Die für die Maßregelanordnung der Unterbringung in einem psychiatrischen Krankenhaus erforderliche Gefahr künftiger erheblicher Straftaten des Angeklagten, aufgrund derer er für die Allgemeinheit gefährlich ist, kann nicht allein aus der Anlasstat des Besitzes von Betäubungsmitteln (hier: Haschisch) in nicht geringen Mengen abgeleitet werden, weil der bloße Besitz von Haschisch zum Zweck des Eigenkonsums keine Straftat darstellt, durch die Opfer seelisch oder körperlich erheblich geschädigt oder gefährdet werden und aus der sich damit eine Gefährlichkeit des Angeklagten für die Allgemeinheit ergibt1.
So auch in dem hier vom Bundesgerichtshof entschiedenen Fall, in dem die Gefährlichkeitsprognose des Landgerichts der revisionsgerichtlicher Prüfung nicht standhielt: Das Landgericht leitet die Gefahr künftiger erheblicher Straftaten des Angeklagten, aufgrund derer er für die Allgemeinheit gefährlich ist, zunächst zutreffend nicht aus der Anlasstat ab.
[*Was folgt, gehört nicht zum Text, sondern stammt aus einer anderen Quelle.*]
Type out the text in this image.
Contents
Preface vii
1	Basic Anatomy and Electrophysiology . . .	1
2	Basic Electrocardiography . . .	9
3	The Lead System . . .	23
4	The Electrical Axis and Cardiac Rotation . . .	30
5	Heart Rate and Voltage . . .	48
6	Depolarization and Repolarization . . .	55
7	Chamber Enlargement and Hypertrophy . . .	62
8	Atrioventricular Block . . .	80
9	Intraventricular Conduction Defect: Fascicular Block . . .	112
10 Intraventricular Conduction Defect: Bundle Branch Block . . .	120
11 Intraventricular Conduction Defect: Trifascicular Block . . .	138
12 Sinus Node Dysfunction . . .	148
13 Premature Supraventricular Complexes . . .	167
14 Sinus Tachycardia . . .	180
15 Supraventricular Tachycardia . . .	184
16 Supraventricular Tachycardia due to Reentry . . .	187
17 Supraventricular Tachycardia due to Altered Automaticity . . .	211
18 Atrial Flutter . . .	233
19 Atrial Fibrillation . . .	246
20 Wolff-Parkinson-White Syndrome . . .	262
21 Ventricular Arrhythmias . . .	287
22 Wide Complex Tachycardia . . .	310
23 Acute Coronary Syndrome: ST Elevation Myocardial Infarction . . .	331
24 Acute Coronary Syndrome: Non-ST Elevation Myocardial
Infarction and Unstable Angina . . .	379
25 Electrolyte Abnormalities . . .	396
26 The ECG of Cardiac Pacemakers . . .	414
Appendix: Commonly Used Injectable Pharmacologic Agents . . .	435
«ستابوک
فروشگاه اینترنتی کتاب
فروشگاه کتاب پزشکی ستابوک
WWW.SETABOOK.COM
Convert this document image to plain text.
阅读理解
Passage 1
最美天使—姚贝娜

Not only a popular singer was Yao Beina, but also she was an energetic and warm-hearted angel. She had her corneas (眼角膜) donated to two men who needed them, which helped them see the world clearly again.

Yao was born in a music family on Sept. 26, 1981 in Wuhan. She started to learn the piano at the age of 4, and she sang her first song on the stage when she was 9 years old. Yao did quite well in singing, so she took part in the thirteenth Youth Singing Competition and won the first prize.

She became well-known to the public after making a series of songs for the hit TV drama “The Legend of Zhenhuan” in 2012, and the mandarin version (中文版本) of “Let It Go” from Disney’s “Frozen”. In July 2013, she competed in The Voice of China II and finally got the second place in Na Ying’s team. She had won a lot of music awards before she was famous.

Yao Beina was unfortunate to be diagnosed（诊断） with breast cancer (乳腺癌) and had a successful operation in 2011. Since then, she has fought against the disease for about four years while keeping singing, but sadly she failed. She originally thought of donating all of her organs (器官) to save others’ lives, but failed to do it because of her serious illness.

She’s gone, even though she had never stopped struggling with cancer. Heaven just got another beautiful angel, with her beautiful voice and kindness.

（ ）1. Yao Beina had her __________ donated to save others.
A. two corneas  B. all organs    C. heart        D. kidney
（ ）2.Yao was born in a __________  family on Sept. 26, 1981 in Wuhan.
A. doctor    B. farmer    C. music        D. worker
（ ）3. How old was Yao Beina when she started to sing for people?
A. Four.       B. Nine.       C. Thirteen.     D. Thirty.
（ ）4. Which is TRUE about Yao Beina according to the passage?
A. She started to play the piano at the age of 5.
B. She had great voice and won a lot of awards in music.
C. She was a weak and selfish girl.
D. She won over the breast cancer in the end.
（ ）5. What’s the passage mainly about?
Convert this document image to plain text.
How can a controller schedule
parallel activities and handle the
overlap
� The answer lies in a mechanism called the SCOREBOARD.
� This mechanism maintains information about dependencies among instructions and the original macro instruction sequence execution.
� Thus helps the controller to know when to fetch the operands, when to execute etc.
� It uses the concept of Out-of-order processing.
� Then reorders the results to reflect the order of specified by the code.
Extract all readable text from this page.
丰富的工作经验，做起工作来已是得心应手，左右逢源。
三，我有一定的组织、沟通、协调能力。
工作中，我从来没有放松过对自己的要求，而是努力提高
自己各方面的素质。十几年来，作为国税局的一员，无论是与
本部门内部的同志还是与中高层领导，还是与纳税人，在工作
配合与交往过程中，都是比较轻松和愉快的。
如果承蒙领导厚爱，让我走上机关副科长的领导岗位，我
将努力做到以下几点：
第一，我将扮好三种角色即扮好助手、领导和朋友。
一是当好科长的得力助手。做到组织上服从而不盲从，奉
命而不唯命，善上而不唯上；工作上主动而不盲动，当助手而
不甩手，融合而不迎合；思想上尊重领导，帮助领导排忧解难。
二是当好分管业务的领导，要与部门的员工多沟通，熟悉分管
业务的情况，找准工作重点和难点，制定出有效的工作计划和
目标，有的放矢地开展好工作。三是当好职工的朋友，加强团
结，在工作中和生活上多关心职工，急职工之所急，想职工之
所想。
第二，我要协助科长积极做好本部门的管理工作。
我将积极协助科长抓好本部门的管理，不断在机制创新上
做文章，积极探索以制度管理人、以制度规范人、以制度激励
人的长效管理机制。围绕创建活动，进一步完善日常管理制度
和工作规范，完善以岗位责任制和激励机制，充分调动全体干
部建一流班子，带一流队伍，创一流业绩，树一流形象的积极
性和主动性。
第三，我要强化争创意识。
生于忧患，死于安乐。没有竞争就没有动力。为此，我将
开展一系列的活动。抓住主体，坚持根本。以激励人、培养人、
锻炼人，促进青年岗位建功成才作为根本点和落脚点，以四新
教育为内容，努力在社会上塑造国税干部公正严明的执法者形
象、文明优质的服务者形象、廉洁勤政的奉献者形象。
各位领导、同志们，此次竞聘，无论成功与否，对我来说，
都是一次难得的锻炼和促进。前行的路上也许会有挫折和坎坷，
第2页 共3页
Vielmehr stützt die Strafkammer – ausgehend von § 63 Satz 2 StGB – ihre Erwartung, dass der Angeklagte aufgrund seiner psychischen Erkrankung künftig erhebliche Straftaten im Sinne des § 63 StGB begehen werde, auf die nach ihren Feststellungen neben der Erkrankung bestehende Neigung des Angeklagten zu aggressivem und impulsivem Verhalten und verweist zur Begründung insbesondere auf den Vorverurteilungen zugrunde liegende Taten des Angeklagten. Dies hält revisionsgerichtlicher Nachprüfung nicht stand, weil diese in den Jahren 1997, 2008 und 2018 abgeurteilten Taten, aus denen das Landgericht – der Sachverständigen folgend – eine vom Angeklagten ausgehende Gefahr künftiger nötigender Verhaltensweisen, Aufforderungen zu Selbsterniedrigung, Schlägen und Vorhalten von Waffen zur Erzwingung der Mitwirkung bei der analen Penetration ableitet, nicht im Einzelnen festgestellt sind. Lediglich die entsprechenden Vorahndungen sind den Urteilsgründen zu entnehmen, nicht aber die Einzelheiten des damals abgeurteilten Tatgeschehens und die psychische Situation des Angeklagten bei der jeweiligen Tatbegehung. Auch das zur Begründung der Gefahrenprognose zusätzlich herangezogene Verhalten des Angeklagten in Haftanstalten und Krankenhäusern, das die Sachverständige in ihre Überlegungen eingestellt und auf die sich damit auch das Landgericht gestützt hat, wird weitgehend pauschal und wertend mitgeteilt. Der Bundesgerichtshof kann auf dieser Grundlage nicht verantwortlich nachvollziehen, ob aus den früheren Taten des Angeklagten, dessen sonstigem Verhalten und seiner psychischen Erkrankung – gefördert durch den Betäubungsmittelkonsum, der Grund für die Anlasstat war und vergleichbare Taten erwarten lässt – zu schließen ist, dass vom Angeklagten eine Gefahr künftiger erheblicher, das Sicherheitsinteresse der Allgemeinheit gefährdender rechtswidriger Taten ausgeht.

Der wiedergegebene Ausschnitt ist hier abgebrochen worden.